Neuropsychiatric Care: A Conversation with Dr. Manu Sidhu
- Michel Birnbaum
- May 15
- 2 min read
Welcome to our new series, Signal Talks, presented by Mindsigns Health™. Here, we speak with stakeholders in the medical-tech industry on what they’re seeing, and what they hope to achieve in the future.
As part of Mental Health Month, we have the pleasure of discussing neuropsychiatry with Dr. Manu Sidhu. Dr. Sidhu is a medical doctor, clinical researcher, and technology proponent specialising in mental health.
Dr. Sidhu, could you tell us a little bit about neuropsychiatry?
Neuropsychiatry is the bridge between psychiatry and neurology, understanding the mind and brain as a partnership rather than as separate disciplines. In practice, this involves working with patients with mental disorders which originate from a brain malfunction.
How does it differ from traditional mental health treatment?
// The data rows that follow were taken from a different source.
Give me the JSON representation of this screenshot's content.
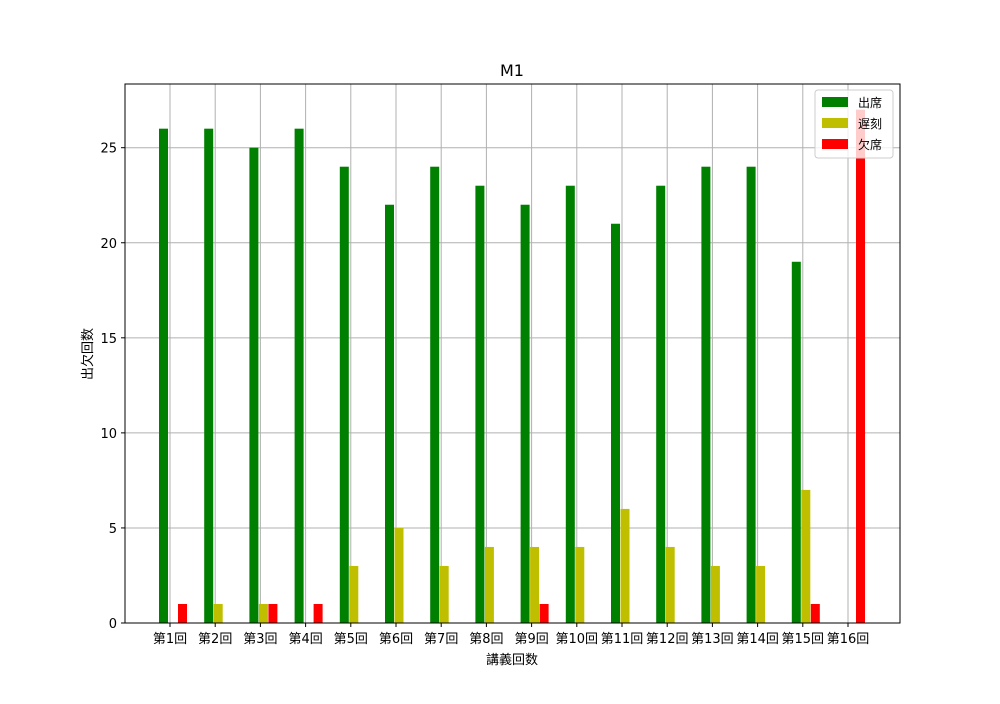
{
  "chart_data": {
    "type": "bar",
    "title": "M1",
    "xlabel": "講義回数",
    "ylabel": "出欠回数",
    "categories": [
      "第1回",
      "第2回",
      "第3回",
      "第4回",
      "第5回",
      "第6回",
      "第7回",
      "第8回",
      "第9回",
      "第10回",
      "第11回",
      "第12回",
      "第13回",
      "第14回",
      "第15回",
      "第16回"
    ],
    "series": [
      {
        "name": "出席",
        "color": "#008000",
        "values": [
          26,
          26,
          25,
          26,
          24,
          22,
          24,
          23,
          22,
          23,
          21,
          23,
          24,
          24,
          19,
          0
        ]
      },
      {
        "name": "遅刻",
        "color": "#bfbf00",
        "values": [
          0,
          1,
          1,
          0,
          3,
          5,
          3,
          4,
          4,
          4,
          6,
          4,
          3,
          3,
          7,
          0
        ]
      },
      {
        "name": "欠席",
        "color": "#ff0000",
        "values": [
          1,
          0,
          1,
          1,
          0,
          0,
          0,
          0,
          1,
          0,
          0,
          0,
          0,
          0,
          1,
          27
        ]
      }
    ],
    "ylim": [
      0,
      28.35
    ],
    "yticks": [
      0,
      5,
      10,
      15,
      20,
      25
    ],
    "grid": true,
    "legend_position": "top-right"
  }
}
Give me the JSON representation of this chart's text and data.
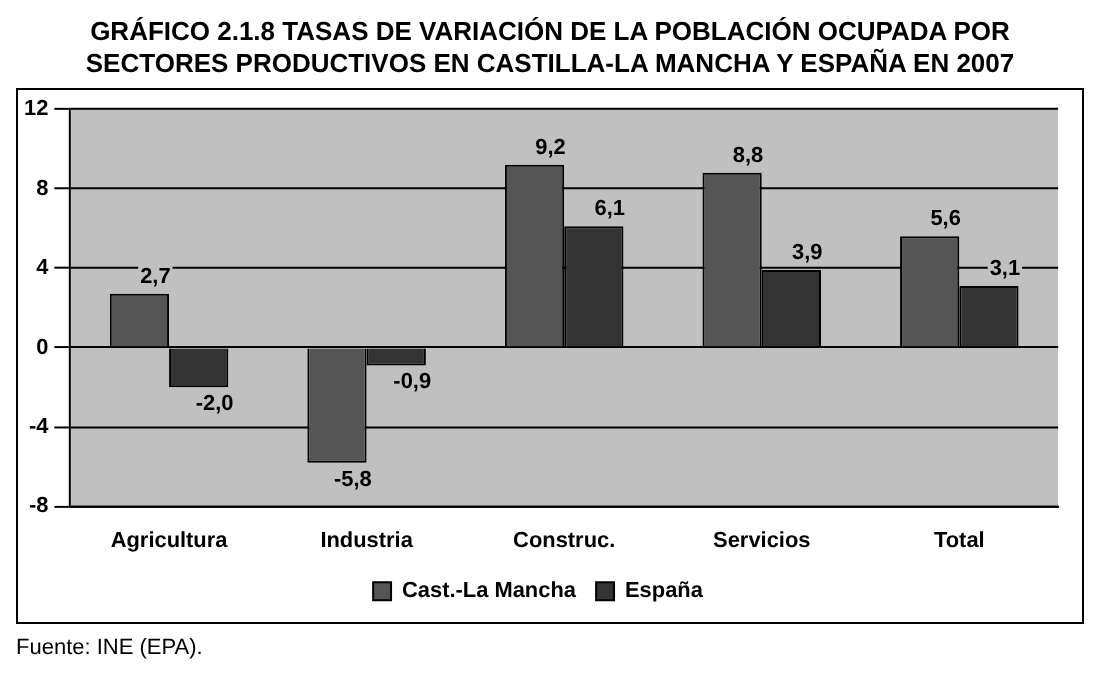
{
  "chart_data": {
    "type": "bar",
    "title": "GRÁFICO 2.1.8 TASAS DE VARIACIÓN DE LA POBLACIÓN OCUPADA POR SECTORES PRODUCTIVOS EN CASTILLA-LA MANCHA Y ESPAÑA EN 2007",
    "categories": [
      "Agricultura",
      "Industria",
      "Construc.",
      "Servicios",
      "Total"
    ],
    "series": [
      {
        "name": "Cast.-La Mancha",
        "color": "#555555",
        "values": [
          2.7,
          -5.8,
          9.2,
          8.8,
          5.6
        ],
        "value_labels": [
          "2,7",
          "-5,8",
          "9,2",
          "8,8",
          "5,6"
        ]
      },
      {
        "name": "España",
        "color": "#333333",
        "values": [
          -2.0,
          -0.9,
          6.1,
          3.9,
          3.1
        ],
        "value_labels": [
          "-2,0",
          "-0,9",
          "6,1",
          "3,9",
          "3,1"
        ]
      }
    ],
    "ylim": [
      -8,
      12
    ],
    "yticks": [
      -8,
      -4,
      0,
      4,
      8,
      12
    ],
    "grid": "y",
    "legend": "bottom",
    "annotations": [
      "Fuente: INE (EPA)."
    ]
  }
}
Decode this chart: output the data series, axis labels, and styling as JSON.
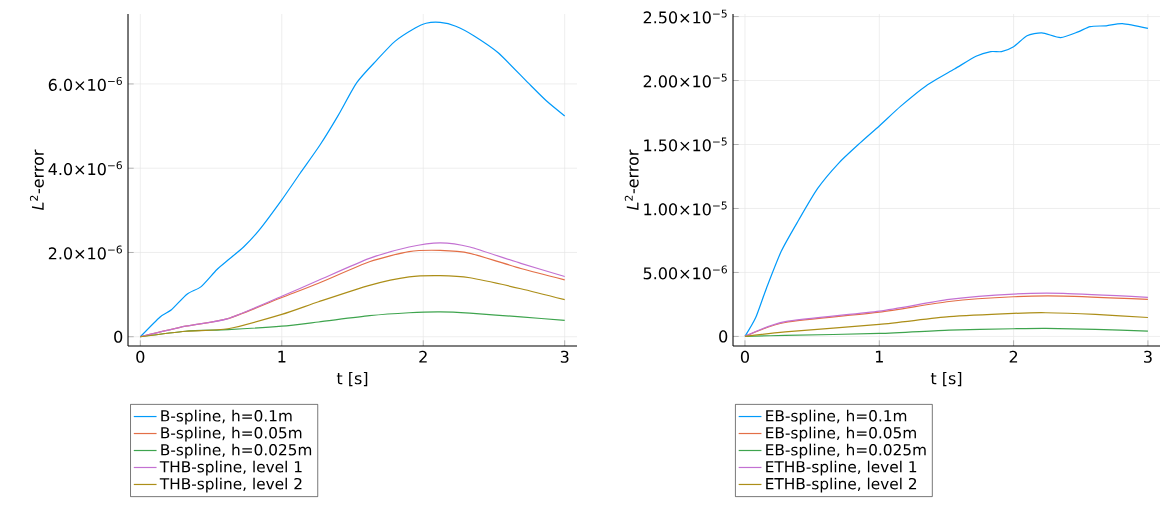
{
  "chart_data": [
    {
      "type": "line",
      "xlabel": "t [s]",
      "ylabel": "*L*$^{2}$-error",
      "xlim": [
        -0.087,
        3.087
      ],
      "ylim": [
        -2.2e-07,
        7.66e-06
      ],
      "xticks": [
        0,
        1,
        2,
        3
      ],
      "yticks": [
        {
          "value": 0,
          "label": "0"
        },
        {
          "value": 2e-06,
          "label": "2.0×10$^{−6}$"
        },
        {
          "value": 4e-06,
          "label": "4.0×10$^{−6}$"
        },
        {
          "value": 6e-06,
          "label": "6.0×10$^{−6}$"
        }
      ],
      "grid": true,
      "legend": "bottom",
      "series": [
        {
          "name": "B-spline, h=0.1m",
          "color": "#009afa",
          "x": [
            0,
            0.14,
            0.22,
            0.33,
            0.43,
            0.54,
            0.62,
            0.73,
            0.84,
            1.0,
            1.13,
            1.27,
            1.4,
            1.53,
            1.67,
            1.8,
            1.94,
            2.02,
            2.12,
            2.23,
            2.36,
            2.53,
            2.74,
            2.87,
            3.0
          ],
          "values": [
            0,
            4.7e-07,
            6.4e-07,
            1.01e-06,
            1.19e-06,
            1.59e-06,
            1.82e-06,
            2.13e-06,
            2.53e-06,
            3.25e-06,
            3.88e-06,
            4.55e-06,
            5.26e-06,
            6.03e-06,
            6.56e-06,
            7.01e-06,
            7.32e-06,
            7.44e-06,
            7.46e-06,
            7.37e-06,
            7.14e-06,
            6.74e-06,
            6.03e-06,
            5.6e-06,
            5.24e-06
          ]
        },
        {
          "name": "B-spline, h=0.05m",
          "color": "#e36f47",
          "x": [
            0,
            0.32,
            0.62,
            1.0,
            1.26,
            1.62,
            1.9,
            2.12,
            2.33,
            2.69,
            3.0
          ],
          "values": [
            0,
            2.5e-07,
            4.3e-07,
            9.3e-07,
            1.27e-06,
            1.78e-06,
            2.02e-06,
            2.05e-06,
            1.98e-06,
            1.62e-06,
            1.35e-06
          ]
        },
        {
          "name": "B-spline, h=0.025m",
          "color": "#3ea44e",
          "x": [
            0,
            0.32,
            0.62,
            1.0,
            1.26,
            1.62,
            1.9,
            2.12,
            2.33,
            2.69,
            3.0
          ],
          "values": [
            0,
            1.3e-07,
            1.7e-07,
            2.5e-07,
            3.5e-07,
            5e-07,
            5.7e-07,
            5.9e-07,
            5.6e-07,
            4.7e-07,
            3.9e-07
          ]
        },
        {
          "name": "THB-spline, level 1",
          "color": "#c371d2",
          "x": [
            0,
            0.32,
            0.62,
            1.0,
            1.26,
            1.62,
            1.9,
            2.12,
            2.33,
            2.69,
            3.0
          ],
          "values": [
            0,
            2.5e-07,
            4.3e-07,
            9.6e-07,
            1.34e-06,
            1.86e-06,
            2.13e-06,
            2.23e-06,
            2.13e-06,
            1.74e-06,
            1.43e-06
          ]
        },
        {
          "name": "THB-spline, level 2",
          "color": "#ac8e18",
          "x": [
            0,
            0.32,
            0.62,
            1.0,
            1.26,
            1.62,
            1.9,
            2.12,
            2.33,
            2.69,
            3.0
          ],
          "values": [
            0,
            1.3e-07,
            1.9e-07,
            5.3e-07,
            8.3e-07,
            1.22e-06,
            1.42e-06,
            1.45e-06,
            1.4e-06,
            1.14e-06,
            8.8e-07
          ]
        }
      ]
    },
    {
      "type": "line",
      "xlabel": "t [s]",
      "ylabel": "*L*$^{2}$-error",
      "xlim": [
        -0.089,
        3.09
      ],
      "ylim": [
        -7.5e-07,
        2.52e-05
      ],
      "xticks": [
        0,
        1,
        2,
        3
      ],
      "yticks": [
        {
          "value": 0,
          "label": "0"
        },
        {
          "value": 5e-06,
          "label": "5.00×10$^{−6}$"
        },
        {
          "value": 1e-05,
          "label": "1.00×10$^{−5}$"
        },
        {
          "value": 1.5e-05,
          "label": "1.50×10$^{−5}$"
        },
        {
          "value": 2e-05,
          "label": "2.00×10$^{−5}$"
        },
        {
          "value": 2.5e-05,
          "label": "2.50×10$^{−5}$"
        }
      ],
      "grid": true,
      "legend": "bottom",
      "series": [
        {
          "name": "EB-spline, h=0.1m",
          "color": "#009afa",
          "x": [
            0,
            0.08,
            0.16,
            0.27,
            0.4,
            0.54,
            0.7,
            0.86,
            1.0,
            1.16,
            1.35,
            1.56,
            1.72,
            1.83,
            1.91,
            2.0,
            2.1,
            2.21,
            2.35,
            2.48,
            2.57,
            2.69,
            2.81,
            3.0
          ],
          "values": [
            0,
            1.47e-06,
            3.77e-06,
            6.65e-06,
            9.1e-06,
            1.155e-05,
            1.357e-05,
            1.515e-05,
            1.645e-05,
            1.8e-05,
            1.96e-05,
            2.09e-05,
            2.19e-05,
            2.226e-05,
            2.226e-05,
            2.264e-05,
            2.35e-05,
            2.373e-05,
            2.336e-05,
            2.38e-05,
            2.422e-05,
            2.428e-05,
            2.445e-05,
            2.408e-05
          ]
        },
        {
          "name": "EB-spline, h=0.05m",
          "color": "#e36f47",
          "x": [
            0,
            0.3,
            1.0,
            1.52,
            2.0,
            2.37,
            3.0
          ],
          "values": [
            0,
            1.09e-06,
            1.9e-06,
            2.73e-06,
            3.1e-06,
            3.15e-06,
            2.89e-06
          ]
        },
        {
          "name": "EB-spline, h=0.025m",
          "color": "#3ea44e",
          "x": [
            0,
            0.3,
            1.0,
            1.52,
            2.0,
            2.24,
            2.61,
            3.0
          ],
          "values": [
            0,
            8e-08,
            2.3e-07,
            4.9e-07,
            6e-07,
            6.3e-07,
            5.5e-07,
            4.2e-07
          ]
        },
        {
          "name": "ETHB-spline, level 1",
          "color": "#c371d2",
          "x": [
            0,
            0.3,
            1.0,
            1.52,
            2.0,
            2.37,
            3.0
          ],
          "values": [
            0,
            1.15e-06,
            1.98e-06,
            2.89e-06,
            3.31e-06,
            3.36e-06,
            3.05e-06
          ]
        },
        {
          "name": "ETHB-spline, level 2",
          "color": "#ac8e18",
          "x": [
            0,
            0.3,
            1.0,
            1.52,
            2.0,
            2.24,
            2.61,
            3.0
          ],
          "values": [
            0,
            3.6e-07,
            9.4e-07,
            1.54e-06,
            1.8e-06,
            1.85e-06,
            1.72e-06,
            1.48e-06
          ]
        }
      ]
    }
  ]
}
In “traditional” mental health treatment, we often rely heavily on symptoms, observation, and self-report. Then, we apply evidence-based treatments (medication, psychotherapy, social interventions).
Neuropsychiatric care includes all of that, but adds a stronger emphasis on:
Measurable neurocognitive and neurophysiological function (e.g. attention and arousal)
Brain–body interactions (e.g. sleep and autonomic regulation)
The ways neurological factors can drive psychiatric symptoms (e.g. epilepsy, brain injury, encephalitis, movement disorders, functional neurological disorders)
Neuropsychiatric care can be seen as more “personalised”. What does this look like in practice?
"Personalised” means moving from one-size-fits-most to a data-informed formulation and treatment plan, tailored to the individual’s pattern. That typically looks like:
Richer phenotyping: combining symptoms, cognition, sleep, circadian rhythm, stress physiology, and functional impact (work, relationships, self-care).
Measurement-based care: tracking response early and adjusting sooner, rather than waiting months to determine clinical response.
Targeted interventions: for example, with more stratified data, we can target circadian rhythm when arousal dysregulation is the driver, or prioritise cognitive remediation when executive dysfunction is the bottleneck.
How do patients benefit from this type of care?
Clarity: when symptoms are framed as patterns of brain-body function, people often feel less moral judgement (“why can’t I just snap out of it?”) and more agency.
Precision: objective measures can complement clinical assessment and help identify what is changing, what isn’t, and what to target next.
Speed: richer data on sleep disruption, cognitive load, or behavioural destabilisation over time gives us the confidence to adjust earlier.